We have examined carefully, the instructions for the plaintiff, and find no substantial objection to them.
As to the defendants’ instructions, we are of opinion they were all properly refused, except the last, which should have been given. It is as follows:
“ The court instructs the jury for the defendants, that, if they believe from the evidence, that, at the time of the commencement of this suit, Charles Chiniquy and Gustave Demurs only occupied the premises for the purposes of a minister to conduct public worship, and as a school teacher, and that they so occupied the premises in the employ of the society or corporation known as the Christian Catholic church at St. Anne, and under their direction, and had no other nor further possession or control of the premises, and that the trustees of said corporation or society had the actual possession of the property, then the plaintiff can not recover in this suit against Chiniquy and Gustave Demurs.”
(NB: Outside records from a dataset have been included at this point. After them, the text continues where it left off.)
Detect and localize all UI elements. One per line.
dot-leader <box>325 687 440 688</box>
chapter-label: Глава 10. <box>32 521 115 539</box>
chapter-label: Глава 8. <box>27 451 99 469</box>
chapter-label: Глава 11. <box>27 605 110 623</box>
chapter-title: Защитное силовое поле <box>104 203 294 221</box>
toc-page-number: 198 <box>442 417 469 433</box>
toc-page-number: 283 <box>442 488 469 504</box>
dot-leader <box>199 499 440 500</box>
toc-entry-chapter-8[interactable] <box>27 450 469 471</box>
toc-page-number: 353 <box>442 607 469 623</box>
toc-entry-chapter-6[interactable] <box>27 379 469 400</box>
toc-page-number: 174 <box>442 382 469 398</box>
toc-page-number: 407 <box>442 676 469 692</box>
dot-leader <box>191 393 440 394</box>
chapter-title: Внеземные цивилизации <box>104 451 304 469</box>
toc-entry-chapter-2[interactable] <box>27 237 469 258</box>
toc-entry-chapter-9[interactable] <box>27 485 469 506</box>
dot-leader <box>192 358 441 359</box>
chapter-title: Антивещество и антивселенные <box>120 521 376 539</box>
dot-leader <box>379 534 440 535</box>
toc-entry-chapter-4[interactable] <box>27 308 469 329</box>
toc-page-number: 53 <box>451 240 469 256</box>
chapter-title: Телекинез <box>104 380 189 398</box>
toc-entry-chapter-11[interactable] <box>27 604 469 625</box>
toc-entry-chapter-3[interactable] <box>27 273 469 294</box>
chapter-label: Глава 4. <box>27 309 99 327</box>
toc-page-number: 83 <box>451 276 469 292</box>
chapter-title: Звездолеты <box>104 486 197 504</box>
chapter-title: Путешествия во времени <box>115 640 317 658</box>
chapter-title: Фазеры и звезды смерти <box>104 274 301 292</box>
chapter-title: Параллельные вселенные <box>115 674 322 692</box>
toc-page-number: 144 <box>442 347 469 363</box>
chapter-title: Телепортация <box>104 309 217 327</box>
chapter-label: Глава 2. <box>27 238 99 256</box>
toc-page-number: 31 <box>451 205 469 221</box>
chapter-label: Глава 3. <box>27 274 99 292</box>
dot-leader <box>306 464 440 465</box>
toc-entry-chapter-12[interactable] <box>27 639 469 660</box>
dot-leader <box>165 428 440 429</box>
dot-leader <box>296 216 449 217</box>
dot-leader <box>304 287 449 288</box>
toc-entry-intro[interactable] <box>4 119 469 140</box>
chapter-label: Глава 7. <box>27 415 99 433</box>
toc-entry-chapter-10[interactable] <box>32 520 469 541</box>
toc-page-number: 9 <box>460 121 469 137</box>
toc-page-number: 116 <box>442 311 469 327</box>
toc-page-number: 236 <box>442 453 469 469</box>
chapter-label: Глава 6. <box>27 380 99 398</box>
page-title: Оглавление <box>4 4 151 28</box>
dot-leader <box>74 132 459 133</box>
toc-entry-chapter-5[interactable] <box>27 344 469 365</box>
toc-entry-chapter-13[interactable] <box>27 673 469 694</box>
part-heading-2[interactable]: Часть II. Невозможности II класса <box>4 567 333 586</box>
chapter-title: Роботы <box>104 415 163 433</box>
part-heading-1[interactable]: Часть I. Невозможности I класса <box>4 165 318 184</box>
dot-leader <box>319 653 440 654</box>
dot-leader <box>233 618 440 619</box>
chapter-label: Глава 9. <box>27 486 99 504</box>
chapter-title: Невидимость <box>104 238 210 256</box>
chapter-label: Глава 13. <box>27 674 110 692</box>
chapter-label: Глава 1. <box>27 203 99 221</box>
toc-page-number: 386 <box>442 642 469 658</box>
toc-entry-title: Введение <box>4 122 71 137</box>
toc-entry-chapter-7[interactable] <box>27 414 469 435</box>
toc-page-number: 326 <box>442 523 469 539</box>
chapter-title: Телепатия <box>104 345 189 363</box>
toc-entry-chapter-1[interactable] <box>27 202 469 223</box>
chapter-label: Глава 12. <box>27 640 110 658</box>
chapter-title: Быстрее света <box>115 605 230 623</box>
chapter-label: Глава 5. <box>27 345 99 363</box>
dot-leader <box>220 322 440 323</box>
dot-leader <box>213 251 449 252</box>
This instruction excludes the idea that Charles Chiniquy and Gustave Demurs were in possession of the premises as tenants of the trustees, but is drawn on the hypothesis that they were merely their servants or employees performing their daily or weekly tasks upon the premises, and not the occupants in the sense of the ejectment law. It puts a case which, if believed by the jury, would no more render Chiniquy and Demurs liable to an action of ejectment, than would be the cashier and teller of a bank, if a suit was brought against the banking corporation to recover possession of the banking house. It surely cannot be said, that a clergyman who preaches on Sunday, or any *158other day of the week, in a church edifice, under the direction and employment of a religious corporation, is liable to an action of ejectment, and to be mulcted in costs at the suit of a person claiming the title against the corporation, if or is the hypothesis on which this instruction is drawn excluded by the stipulation in the cause, for that does not admit possession by Chiniquy and Demars. It is only on the ground that they are in possession, that such possession is admitted to be adverse to the plaintiff, leaving the question of possession debatable. The facts do not show it existed in them, but in the trustees by whom they were employed. As well might the claimant of a farm, bring his action against the men employed to cultivate the farm by the occupant in adverse possession. The action would not lie against such employees, they not being occupants in the sense of the ejectment law.
Refusing to give this instruction was error, and for the error the judgment must be reversed and the cause remanded.